Scientists Breed a Tougher Mouse

Monday, August 23rd, 2004

A single human gene boosted running endurance in mice by 100 percent. From Scientists Breed a Tougher Mouse:

‘Marathon mice,’ genetically engineered by Howard Hughes Medical Institute researchers, can run twice as far as their unaltered buddies. Previously, the only known way to increase endurance was through training.

With no previous running experience, most mice can run about 900 meters before exhaustion. But the genetically altered mice can run 1800 meters (more than a mile) before running out of steam, and keep it up for two and a half hours — an hour longer than unaltered mice can run.

“Records are broken on a fraction of a percent,” said Ron Evans, the head researcher in the mouse experiment and a professor in the Gene Expression Laboratory at The Salk Institute. “A few percentage points is like a minute or two in a race. This was a big change: 100 percent.”

Humans have amazing endurance. Evidently this comes, in part, from their PPAR-delta gene:

To perform the genetic enhancement on the mice, researchers injected a human version of a protein called PPAR-delta attached to a short DNA sequence. The injection permanently incorporated enhanced PPAR-delta production into the mice’ genomes. The change is transgenic, meaning the mice will pass down the trait to future generations.

The mice were also resistant to weight gain, even when fed a high-fat diet that caused obesity in other mice, according to research published online in the Aug. 24 issue of the Public Library of Science Biology.
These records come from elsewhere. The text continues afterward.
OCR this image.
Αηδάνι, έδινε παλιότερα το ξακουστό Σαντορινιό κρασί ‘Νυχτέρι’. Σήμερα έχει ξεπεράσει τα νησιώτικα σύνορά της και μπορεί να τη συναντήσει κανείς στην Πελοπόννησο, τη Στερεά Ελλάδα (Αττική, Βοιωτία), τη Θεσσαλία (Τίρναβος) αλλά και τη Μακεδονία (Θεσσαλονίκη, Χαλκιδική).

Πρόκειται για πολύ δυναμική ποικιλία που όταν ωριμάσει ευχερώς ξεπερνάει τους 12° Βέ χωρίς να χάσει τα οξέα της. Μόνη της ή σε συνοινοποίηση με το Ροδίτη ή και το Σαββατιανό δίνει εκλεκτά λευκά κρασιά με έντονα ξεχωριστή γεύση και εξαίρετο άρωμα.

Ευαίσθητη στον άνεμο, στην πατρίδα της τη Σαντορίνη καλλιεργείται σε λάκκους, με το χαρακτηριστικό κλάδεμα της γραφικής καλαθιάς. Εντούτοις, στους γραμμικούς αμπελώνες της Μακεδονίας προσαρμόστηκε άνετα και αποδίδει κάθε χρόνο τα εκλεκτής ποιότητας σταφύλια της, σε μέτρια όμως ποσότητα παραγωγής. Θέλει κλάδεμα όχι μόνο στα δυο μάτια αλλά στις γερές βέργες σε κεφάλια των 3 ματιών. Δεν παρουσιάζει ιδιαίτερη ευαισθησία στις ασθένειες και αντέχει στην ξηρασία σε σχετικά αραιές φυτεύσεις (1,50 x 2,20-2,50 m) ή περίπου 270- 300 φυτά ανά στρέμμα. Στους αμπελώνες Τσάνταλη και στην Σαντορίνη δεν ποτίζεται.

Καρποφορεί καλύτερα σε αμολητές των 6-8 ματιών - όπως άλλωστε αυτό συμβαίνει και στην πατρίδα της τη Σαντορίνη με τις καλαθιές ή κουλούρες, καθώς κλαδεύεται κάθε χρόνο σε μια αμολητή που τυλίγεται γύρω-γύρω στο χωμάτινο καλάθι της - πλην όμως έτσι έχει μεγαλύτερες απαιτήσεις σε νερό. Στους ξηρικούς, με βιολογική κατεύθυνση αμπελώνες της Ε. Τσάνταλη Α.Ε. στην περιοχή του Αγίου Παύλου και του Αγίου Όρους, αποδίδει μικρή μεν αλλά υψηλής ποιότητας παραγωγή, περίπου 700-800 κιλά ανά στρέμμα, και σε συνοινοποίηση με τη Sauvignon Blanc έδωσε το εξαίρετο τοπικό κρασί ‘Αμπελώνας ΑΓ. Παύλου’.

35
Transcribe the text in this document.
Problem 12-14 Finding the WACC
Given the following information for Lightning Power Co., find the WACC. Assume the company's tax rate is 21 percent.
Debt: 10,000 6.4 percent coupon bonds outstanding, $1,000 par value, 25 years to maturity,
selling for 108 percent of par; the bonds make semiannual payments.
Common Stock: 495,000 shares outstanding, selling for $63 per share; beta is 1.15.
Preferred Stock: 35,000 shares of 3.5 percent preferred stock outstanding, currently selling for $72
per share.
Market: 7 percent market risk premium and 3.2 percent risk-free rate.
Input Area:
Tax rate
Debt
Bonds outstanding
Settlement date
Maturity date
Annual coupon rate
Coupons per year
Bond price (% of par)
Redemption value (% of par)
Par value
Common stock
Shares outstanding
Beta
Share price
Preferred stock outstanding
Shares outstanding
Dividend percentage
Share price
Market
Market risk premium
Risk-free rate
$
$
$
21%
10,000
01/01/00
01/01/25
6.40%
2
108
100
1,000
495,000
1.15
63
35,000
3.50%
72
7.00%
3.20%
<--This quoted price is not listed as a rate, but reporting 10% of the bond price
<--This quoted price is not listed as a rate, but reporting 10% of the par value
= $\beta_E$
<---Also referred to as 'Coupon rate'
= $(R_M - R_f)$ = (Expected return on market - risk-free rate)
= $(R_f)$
You don’t have to be a transgenic mouse to take advantage of this though:

It’s too late for next week’s Olympic marathon competitors in Athens to take advantage, but, coincidentally, GlaxoSmithKline is developing an oral drug that activates the same protein in humans (called PPAR-delta) that was stimulated in the marathon mice.

GlaxoSmithKline has completed the first phase of three human trials necessary for FDA approval to market the drug as a good cholesterol, or HDL, booster. (Increased HDL can help prevent heart attacks.) Evans said researchers at GlaxoSmithKline were surprised when told about the other benefits he and his colleagues had found were associated with increased levels of the protein.

Let’s see how long it takes to crush existing marathon records.